The Federal Trade Commission Aims to Sharpen a Blurry Line in New Media

It is not just non-traditional media's growth that is attracting the attention of advertisers, says Wharton marketing professor Patricia Williams. These advertisers also recognize that those social networks, citizen journalists and bloggers "are seen by consumers as being outside the norms of traditional media [and therefore] lacking an underlying profit motive."

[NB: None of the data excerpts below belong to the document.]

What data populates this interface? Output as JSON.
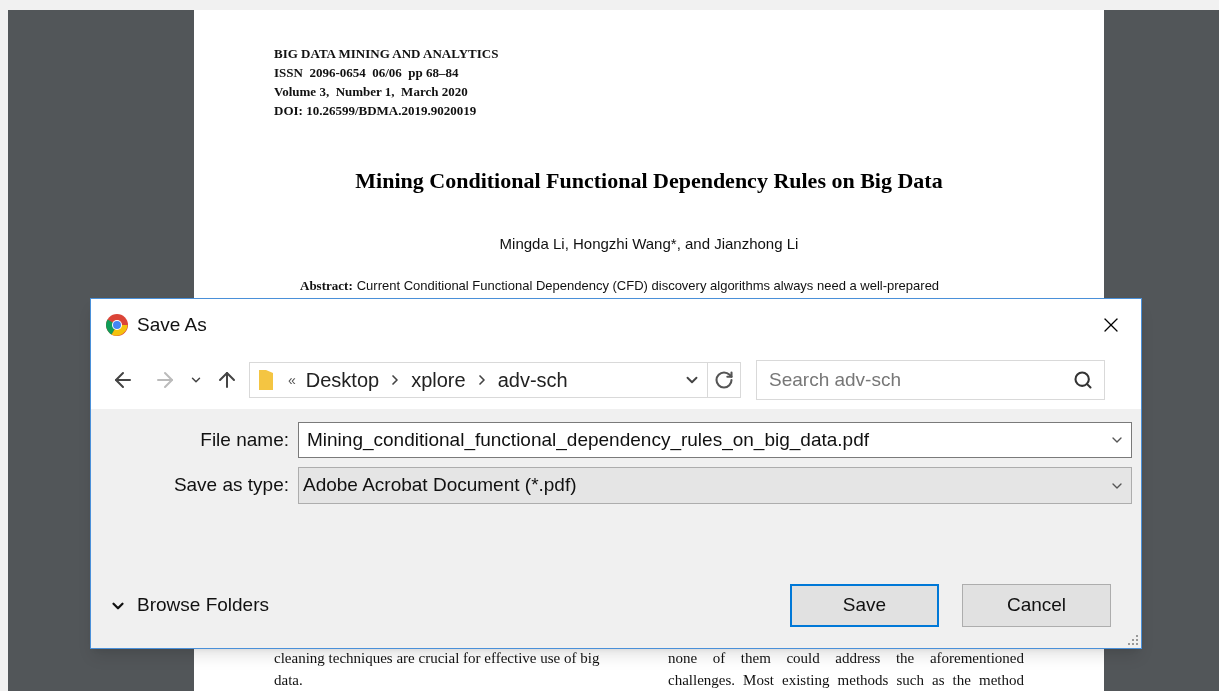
{
  "document": {
    "journal_lines": [
      "BIG DATA MINING AND ANALYTICS",
      "ISSN  2096-0654  06/06  pp 68–84",
      "Volume 3,  Number 1,  March 2020",
      "DOI: 10.26599/BDMA.2019.9020019"
    ],
    "title": "Mining Conditional Functional Dependency Rules on Big Data",
    "authors": "Mingda Li, Hongzhi Wang*, and Jianzhong Li",
    "abstract_label": "Abstract:",
    "abstract_text": "Current Conditional Functional Dependency (CFD) discovery algorithms always need a well-prepared",
    "column_1_lines": [
      "cleaning techniques are crucial for effective use of big",
      "data."
    ],
    "column_2_lines": [
      "none of them could address the aforementioned",
      "challenges. Most existing methods such as the method"
    ]
  },
  "dialog": {
    "title": "Save As",
    "path_prefix": "«",
    "breadcrumbs": [
      "Desktop",
      "xplore",
      "adv-sch"
    ],
    "search": {
      "placeholder": "Search adv-sch"
    },
    "fields": [
      {
        "label": "File name:",
        "value": "Mining_conditional_functional_dependency_rules_on_big_data.pdf",
        "kind": "combo"
      },
      {
        "label": "Save as type:",
        "value": "Adobe Acrobat Document (*.pdf)",
        "kind": "select"
      }
    ],
    "browse_folders": {
      "label": "Browse Folders",
      "expanded": false
    },
    "buttons": [
      {
        "label": "Save",
        "default": true
      },
      {
        "label": "Cancel",
        "default": false
      }
    ]
  }
}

Consequently, consumers tend to drop their usual "persuasion filters" for information they get via the Internet from sources who appear to be regular people, offering what they know just to express their views to an audience with similar interests. "Whether it's bloggers posting positive reviews of products they got for free or nominal friends on Facebook or MySpace spreading positive buzz [about a product], we tend not to process that information the way we would traditional forms of advertising," says Williams.

That's why she supports the Federal Trade Commission's new rules requiring bloggers to disclose any connection they have with the makers of the products they endorse. The new rules also take aim at celebrities, who will have to make similar disclosures about products they promote on a talk show or on Twitter.

Williams notes that such endorsement practices are common on the web, but adds that traditional media have resorted to similar tricks. Magazine reviews of travel destinations and all sorts of printed "Top 10" lists, for example, are frequently written by people who received free trips, products or even cash.

Not surprisingly, there are those who oppose the new rules, which take effect December 1. Linda Goldstein, a partner a law firm that represents three marketing groups, told The New York Times that the rule represents "a seismic shift” in the blogging community. “We would have preferred the FTC to work closer with the industry to learn how viral marketing works.” And in its Cato@Liberty blog, the libertarian Cato Institute said "the FTC is putting itself in the business of guaranteeing the veracity of speech and the honesty and straightforwardness of bloggers. 'No' [in the Constitution's first amendment] means no law abridging the freedom of speech or of the press."

Williams' view — that the new media universe, in which the borders between content and advertising can be difficult to discern, requires additional regulatory oversight – is shared by Jonathan Zittrain, a professor at the Harvard Law School and co-founder of the Berkman Center for Internet and Society. He told The Times: "The rules are looking ahead to a quite possible future when there is a market to buy ‘authentic’ public endorsements.”